Only Bharat has the philosophical tools to guide this discourse, if it chooses to.
Bharat’s Role: Not Superpower, but Civilizational Power
Bharat must not aspire to be a superpower merely to flex its muscle. Power for its own sake is not our dharma.
Bharat must rise because only it can anchor the modern world in conscience, not just code. In inner engineering, in civilizational healing, in ethical governance, Bharat is not just another nation. It is a continuing civilization.
But this will not happen unless Bharat reclaims its identity.
We must decolonize our discourse. Stop speaking our truths in the enemy’s tongue. Create a new vocabulary. A new grammar of existence.
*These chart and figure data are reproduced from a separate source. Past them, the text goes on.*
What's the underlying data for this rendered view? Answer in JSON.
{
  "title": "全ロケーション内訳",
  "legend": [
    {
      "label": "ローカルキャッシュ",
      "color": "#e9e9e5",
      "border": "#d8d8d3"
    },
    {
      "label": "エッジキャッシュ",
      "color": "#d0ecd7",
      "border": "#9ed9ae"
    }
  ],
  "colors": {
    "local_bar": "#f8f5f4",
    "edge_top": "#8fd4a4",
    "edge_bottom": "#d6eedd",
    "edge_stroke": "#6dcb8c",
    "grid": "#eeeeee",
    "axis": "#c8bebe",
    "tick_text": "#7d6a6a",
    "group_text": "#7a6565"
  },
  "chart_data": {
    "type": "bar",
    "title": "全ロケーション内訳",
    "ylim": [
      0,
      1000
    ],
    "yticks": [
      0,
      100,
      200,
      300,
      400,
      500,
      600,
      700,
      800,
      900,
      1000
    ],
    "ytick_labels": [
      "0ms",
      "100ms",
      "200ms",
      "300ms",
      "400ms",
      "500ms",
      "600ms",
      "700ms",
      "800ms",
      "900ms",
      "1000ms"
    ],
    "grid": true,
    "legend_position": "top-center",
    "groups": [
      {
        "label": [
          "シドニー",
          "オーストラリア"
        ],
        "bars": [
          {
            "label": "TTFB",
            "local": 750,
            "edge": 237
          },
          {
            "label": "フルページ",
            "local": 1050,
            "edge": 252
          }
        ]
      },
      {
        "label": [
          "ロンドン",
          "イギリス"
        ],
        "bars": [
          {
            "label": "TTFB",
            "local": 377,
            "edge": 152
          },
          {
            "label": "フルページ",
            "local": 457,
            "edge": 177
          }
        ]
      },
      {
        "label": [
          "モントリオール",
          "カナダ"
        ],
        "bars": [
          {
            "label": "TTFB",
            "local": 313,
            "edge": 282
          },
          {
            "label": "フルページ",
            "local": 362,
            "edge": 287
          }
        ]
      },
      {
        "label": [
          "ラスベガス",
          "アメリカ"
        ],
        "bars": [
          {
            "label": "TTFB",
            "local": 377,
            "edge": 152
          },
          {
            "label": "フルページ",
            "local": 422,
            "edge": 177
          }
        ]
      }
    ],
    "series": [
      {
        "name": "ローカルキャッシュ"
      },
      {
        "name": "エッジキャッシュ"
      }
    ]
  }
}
The Way Forward: Mantra, Iccha, and Kriya Shakti
To reclaim the soul of Bharat, we will need three kinds of strength:
- Mantra Shakti – Spiritual clarity and rootedness.
- Iccha Shakti – Willpower to fight back narratives and reshape policy.
- Kriya Shakti – The executive energy to build institutions, technologies, and solutions.
The future belongs to those who are spiritually anchored, intellectually fearless, and physically capable.
Bharat has all three, but they must be awakened.
A Civilization on the Verge
We are not just fighting for modernity. We are fighting for the survival of tradition in the modern world.
Sanatana Dharma is the only ancient civilization that lives unbroken.
But it must now be reborn as a source of global healing, planetary ethics, and civilizational wisdom.
This is not jingoism. This is realism.
The world needs Bharat.
But Bharat first needs to remember itself.
Only then can we walk from Sanskriti to Rashtra and reclaim the dharma of nations.